Страх перед будущим, кризисное сознание, аномия, катастрофизм, футурошок, риск, современная культура
Короткий адрес: https://sciup.org/149142473
IDR: 149142473 | DOI: 10.24158/fik.2023.2.9
Текст научной статьи Будущее сквозь призму страха в современной культуре: истоки и основные теории
,
Kalmyk State University named after B.B. Gorodovikov, Republic of Kalmykia, Elista, Russia, ,
Тема будущего для мирового сообщества в контексте глобальных экологических, экономических и геополитических проблем стала одной из самых важных и актуальных на сегодняшний день. В настоящее время общественный интерес к проблематике будущего все больше усиливается. С тех пор, как право собственности на будущее уже не принадлежит богам, а переходит в руки людей, как отмечает Барбара Адам, будущее превращается из вотчины проведения в сферу потенциала действий человека (Adam, 2010). Индивидуальная судьба как факт будущего определяется областью вероятностей, которая подлежит вычислению на основе прошлых известных фактов. Экспертное знание будущего больше не связано с предупреждением о судьбе, которая неумолимо приближается, а рассчитывается на основе настоящих и прошлых коллективных данных, спроецированных в будущее как общая для всех тенденция (Adam, 2010: 365). Человек пытается найти ключи и подходы к будущему. В современной науке оно как феномен рассматривается в философии, психологии, социологии, политологии, экономике и культурологии.
Будущее и страх были практически неразрывно связаны друг с другом на протяжении всей истории человечества. Еще первобытный человек, опасаясь неблагоприятного исхода предстоящей охоты, прибегал к помощи ритуалов и приемов симпатической магии. Хотя линейного представления о времени еще не было, но все же пронзенная копьем и стрелами нарисованная или вылепленная из глины фигура животного, предполагаемой добычи, должна была защитить от неудач и обеспечить желаемый результат – воплощение изображенного в реальность.
Дальнейшее «прошлое» будущего в истории культуры было связано с особой группой людей, имеющих способности к прозрению и предсказанию судьбы, обладающих тайными знаниями и бывших в услужении у сонма духов и богов.

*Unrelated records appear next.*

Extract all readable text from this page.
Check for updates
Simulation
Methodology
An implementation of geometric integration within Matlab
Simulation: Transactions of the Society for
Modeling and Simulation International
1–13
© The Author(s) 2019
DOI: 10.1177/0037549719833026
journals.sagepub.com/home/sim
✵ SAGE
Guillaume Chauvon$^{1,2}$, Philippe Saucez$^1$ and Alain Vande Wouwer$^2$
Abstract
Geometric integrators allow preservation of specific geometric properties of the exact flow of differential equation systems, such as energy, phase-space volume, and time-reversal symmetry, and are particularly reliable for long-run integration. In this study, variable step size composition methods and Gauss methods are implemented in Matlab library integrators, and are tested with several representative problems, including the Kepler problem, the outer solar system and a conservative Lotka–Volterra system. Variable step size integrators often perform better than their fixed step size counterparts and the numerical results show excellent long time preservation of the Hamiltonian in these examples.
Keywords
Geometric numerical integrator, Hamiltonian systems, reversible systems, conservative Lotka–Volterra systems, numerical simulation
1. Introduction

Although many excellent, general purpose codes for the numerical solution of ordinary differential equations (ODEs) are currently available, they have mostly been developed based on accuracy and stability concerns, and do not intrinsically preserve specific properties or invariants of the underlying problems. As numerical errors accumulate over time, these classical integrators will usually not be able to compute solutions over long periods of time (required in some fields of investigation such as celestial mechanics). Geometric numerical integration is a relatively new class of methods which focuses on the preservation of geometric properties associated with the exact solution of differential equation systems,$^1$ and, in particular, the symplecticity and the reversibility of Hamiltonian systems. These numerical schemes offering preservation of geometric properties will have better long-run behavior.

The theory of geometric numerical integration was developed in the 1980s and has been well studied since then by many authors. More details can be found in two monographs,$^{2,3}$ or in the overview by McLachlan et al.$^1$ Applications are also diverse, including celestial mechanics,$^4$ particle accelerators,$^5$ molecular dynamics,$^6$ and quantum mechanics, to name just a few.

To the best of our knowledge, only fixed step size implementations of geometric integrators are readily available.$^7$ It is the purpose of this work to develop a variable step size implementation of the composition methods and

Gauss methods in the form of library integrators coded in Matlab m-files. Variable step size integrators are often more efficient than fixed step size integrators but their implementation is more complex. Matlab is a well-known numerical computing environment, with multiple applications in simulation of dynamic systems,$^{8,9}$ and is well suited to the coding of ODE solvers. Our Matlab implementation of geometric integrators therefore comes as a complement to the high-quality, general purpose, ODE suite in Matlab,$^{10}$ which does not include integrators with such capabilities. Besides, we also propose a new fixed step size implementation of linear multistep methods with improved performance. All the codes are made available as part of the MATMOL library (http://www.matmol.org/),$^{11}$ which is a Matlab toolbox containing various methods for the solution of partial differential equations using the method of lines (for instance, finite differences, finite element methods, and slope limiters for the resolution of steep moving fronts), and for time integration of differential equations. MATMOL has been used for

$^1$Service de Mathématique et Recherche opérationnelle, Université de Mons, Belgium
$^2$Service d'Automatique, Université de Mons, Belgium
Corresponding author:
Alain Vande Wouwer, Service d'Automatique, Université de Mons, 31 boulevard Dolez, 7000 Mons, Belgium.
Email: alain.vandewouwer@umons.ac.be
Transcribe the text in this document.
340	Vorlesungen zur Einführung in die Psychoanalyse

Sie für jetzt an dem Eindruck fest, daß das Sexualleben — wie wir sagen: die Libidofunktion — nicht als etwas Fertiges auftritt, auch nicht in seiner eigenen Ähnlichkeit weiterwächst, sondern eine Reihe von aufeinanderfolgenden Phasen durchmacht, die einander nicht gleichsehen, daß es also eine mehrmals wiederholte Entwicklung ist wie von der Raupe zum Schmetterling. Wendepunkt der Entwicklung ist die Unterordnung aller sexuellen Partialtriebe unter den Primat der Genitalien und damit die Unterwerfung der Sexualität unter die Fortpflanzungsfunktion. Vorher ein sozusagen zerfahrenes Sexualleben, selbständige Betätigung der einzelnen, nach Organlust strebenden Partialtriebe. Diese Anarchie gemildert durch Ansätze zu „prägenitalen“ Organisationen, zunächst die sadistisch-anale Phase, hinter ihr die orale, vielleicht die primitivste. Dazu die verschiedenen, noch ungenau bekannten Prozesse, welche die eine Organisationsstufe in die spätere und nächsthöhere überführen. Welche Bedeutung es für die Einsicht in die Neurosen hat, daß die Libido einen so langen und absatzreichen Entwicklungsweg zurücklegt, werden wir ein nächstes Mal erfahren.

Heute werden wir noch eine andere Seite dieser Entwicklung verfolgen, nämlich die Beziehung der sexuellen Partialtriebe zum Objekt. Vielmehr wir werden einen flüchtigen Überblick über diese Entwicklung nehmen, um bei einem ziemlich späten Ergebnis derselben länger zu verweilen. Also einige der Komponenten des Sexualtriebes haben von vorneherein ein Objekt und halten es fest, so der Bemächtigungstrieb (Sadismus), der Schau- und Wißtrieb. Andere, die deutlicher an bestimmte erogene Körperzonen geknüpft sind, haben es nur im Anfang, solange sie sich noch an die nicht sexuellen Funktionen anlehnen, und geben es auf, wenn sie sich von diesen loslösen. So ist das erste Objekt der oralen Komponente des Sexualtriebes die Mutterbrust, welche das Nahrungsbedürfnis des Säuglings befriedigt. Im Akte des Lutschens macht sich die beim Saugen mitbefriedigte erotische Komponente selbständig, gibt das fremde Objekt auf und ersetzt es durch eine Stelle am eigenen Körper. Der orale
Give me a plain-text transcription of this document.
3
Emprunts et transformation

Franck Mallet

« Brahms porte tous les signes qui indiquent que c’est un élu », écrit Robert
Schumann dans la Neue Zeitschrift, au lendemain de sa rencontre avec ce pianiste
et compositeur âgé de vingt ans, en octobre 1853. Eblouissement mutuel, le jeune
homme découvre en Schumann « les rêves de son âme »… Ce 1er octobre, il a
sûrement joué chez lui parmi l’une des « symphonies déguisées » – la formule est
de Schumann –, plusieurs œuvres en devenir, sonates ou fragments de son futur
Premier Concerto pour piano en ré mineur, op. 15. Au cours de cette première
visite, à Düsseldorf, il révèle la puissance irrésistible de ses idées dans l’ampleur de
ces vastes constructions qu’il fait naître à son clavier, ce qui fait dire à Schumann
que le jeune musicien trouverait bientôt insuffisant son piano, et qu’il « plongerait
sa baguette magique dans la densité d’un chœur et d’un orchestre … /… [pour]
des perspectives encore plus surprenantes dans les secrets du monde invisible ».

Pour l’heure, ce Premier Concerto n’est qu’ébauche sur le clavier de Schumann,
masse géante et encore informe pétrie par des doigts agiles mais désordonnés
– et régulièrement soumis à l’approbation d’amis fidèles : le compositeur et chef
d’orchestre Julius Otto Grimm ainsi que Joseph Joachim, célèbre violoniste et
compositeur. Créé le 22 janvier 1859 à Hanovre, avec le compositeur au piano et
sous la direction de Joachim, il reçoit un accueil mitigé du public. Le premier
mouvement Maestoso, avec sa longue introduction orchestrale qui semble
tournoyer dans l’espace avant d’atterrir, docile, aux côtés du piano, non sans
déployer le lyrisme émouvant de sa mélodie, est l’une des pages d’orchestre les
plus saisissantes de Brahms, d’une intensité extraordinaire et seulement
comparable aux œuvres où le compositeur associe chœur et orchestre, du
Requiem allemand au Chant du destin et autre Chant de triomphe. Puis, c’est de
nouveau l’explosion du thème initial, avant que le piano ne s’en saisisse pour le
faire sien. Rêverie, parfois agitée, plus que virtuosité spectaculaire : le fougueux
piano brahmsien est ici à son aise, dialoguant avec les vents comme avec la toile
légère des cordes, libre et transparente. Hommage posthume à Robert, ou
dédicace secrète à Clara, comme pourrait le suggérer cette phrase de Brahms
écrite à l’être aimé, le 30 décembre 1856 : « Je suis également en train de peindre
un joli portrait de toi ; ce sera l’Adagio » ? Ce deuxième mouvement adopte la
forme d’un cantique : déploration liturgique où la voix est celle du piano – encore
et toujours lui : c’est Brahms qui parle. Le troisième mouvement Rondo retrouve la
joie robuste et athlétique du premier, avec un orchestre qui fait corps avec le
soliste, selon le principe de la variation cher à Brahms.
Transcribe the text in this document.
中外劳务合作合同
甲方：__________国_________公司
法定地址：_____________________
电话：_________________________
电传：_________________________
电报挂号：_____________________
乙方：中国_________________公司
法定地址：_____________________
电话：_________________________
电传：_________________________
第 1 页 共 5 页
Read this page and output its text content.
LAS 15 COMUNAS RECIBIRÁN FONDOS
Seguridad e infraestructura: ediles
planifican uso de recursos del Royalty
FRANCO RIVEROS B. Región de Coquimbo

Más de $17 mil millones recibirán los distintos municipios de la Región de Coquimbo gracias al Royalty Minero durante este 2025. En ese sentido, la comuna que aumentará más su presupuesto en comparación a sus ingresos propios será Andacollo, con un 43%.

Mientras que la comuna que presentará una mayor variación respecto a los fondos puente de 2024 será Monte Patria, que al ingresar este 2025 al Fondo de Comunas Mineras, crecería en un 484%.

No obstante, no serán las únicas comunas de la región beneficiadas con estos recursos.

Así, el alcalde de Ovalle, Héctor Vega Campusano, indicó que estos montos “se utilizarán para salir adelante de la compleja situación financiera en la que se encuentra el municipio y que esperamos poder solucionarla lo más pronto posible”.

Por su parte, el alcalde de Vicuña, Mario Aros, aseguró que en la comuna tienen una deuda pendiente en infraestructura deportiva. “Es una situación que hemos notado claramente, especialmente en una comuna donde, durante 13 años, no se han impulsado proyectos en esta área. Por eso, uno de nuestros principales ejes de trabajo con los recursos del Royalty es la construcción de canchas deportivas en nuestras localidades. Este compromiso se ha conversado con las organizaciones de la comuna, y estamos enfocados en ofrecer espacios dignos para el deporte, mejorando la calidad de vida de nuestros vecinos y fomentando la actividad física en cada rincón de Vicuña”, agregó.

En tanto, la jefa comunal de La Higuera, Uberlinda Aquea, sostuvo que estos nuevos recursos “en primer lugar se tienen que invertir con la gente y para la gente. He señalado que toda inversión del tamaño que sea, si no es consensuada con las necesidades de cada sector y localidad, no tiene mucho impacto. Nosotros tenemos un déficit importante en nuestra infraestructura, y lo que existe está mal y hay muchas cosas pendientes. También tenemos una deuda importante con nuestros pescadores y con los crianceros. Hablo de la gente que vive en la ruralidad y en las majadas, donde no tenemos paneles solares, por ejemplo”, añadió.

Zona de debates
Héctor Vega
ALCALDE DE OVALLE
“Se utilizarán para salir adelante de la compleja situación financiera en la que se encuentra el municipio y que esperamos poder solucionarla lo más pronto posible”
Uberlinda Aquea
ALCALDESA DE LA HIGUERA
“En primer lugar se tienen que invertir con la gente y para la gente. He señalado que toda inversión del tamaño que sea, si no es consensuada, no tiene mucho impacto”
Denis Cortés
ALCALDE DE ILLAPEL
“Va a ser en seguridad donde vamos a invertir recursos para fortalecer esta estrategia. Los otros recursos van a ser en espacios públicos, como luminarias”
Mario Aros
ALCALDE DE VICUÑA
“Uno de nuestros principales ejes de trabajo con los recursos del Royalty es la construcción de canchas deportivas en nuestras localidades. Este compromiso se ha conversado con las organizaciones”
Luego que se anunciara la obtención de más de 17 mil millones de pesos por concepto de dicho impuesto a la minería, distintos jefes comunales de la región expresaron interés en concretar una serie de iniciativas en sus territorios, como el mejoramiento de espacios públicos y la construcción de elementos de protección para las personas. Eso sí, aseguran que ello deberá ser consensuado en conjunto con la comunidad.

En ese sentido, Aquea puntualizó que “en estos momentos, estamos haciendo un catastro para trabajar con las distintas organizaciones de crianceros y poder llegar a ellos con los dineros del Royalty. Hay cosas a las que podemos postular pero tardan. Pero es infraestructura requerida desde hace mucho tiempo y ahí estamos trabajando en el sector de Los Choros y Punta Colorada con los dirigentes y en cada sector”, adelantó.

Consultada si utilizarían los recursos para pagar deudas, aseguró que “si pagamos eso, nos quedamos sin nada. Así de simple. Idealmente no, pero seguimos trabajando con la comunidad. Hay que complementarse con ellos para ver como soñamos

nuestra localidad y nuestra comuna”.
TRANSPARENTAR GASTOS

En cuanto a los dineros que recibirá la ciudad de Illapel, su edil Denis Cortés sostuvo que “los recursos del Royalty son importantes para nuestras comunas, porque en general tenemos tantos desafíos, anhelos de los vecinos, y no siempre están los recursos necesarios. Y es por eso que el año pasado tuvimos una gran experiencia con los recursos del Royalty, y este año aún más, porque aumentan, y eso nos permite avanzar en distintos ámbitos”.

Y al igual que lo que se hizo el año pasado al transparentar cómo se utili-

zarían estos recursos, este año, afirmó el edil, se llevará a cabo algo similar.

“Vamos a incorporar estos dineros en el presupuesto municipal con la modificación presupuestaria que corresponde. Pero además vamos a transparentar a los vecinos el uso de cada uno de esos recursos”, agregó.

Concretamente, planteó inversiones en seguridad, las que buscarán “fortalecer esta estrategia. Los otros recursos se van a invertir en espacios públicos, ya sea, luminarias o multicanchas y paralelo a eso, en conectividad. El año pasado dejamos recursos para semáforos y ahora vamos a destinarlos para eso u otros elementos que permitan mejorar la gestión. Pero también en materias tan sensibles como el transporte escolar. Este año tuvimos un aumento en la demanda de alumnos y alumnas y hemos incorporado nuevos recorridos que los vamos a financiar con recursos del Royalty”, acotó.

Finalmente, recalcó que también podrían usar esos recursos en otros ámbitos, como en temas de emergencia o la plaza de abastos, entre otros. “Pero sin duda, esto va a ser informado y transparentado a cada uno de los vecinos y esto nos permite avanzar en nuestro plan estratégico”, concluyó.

Жрецы, оракулы, прорицатели, гадатели, ясновидцы, астрологи были весьма уважаемы в Месопотамии, в Древнем Египте, в Древней Греции и Древнем Риме, а также во многих других культурах. Будущее предсказывали самыми различными способами: с помощью толкования снов и видений, по полету птиц, по внутренностям животных, по погодным явлениям, по выпавшей руне, по строению лица человека и по дате его рождения. Как правило, оно было фатальным. Человек, получивший пророчество, как бы ни пытался, ничего изменить не мог. Мифы и древнегреческие трагедии Эсхилла, Софокла и Еврипида иллюстрируют обреченность самой возможности борьбы со своим будущим и судьбой.
С зарождением мировых религий человека больше начинает волновать и страшить его судьба после смерти, поскольку в контексте религиозных систем варианты будущего во многом уже предопределены. Человеку предлагается лучшая и пугающая худшая альтернатива: постепенный путь к просветлению и выход из колеса сансары или три плохих перерождения в более низких мирах – в буддизме; рай или ад – в христианстве и в исламе. Появляется возможность повлиять на свое будущее, поскольку благодаря мировым религиям в общественном сознании возникает универсальный моральный Абсолют (например, Дхарма и закон кармы – в буддизме или Бог – в христианстве), который помогает человеку проложить путь в его желаемое будущее.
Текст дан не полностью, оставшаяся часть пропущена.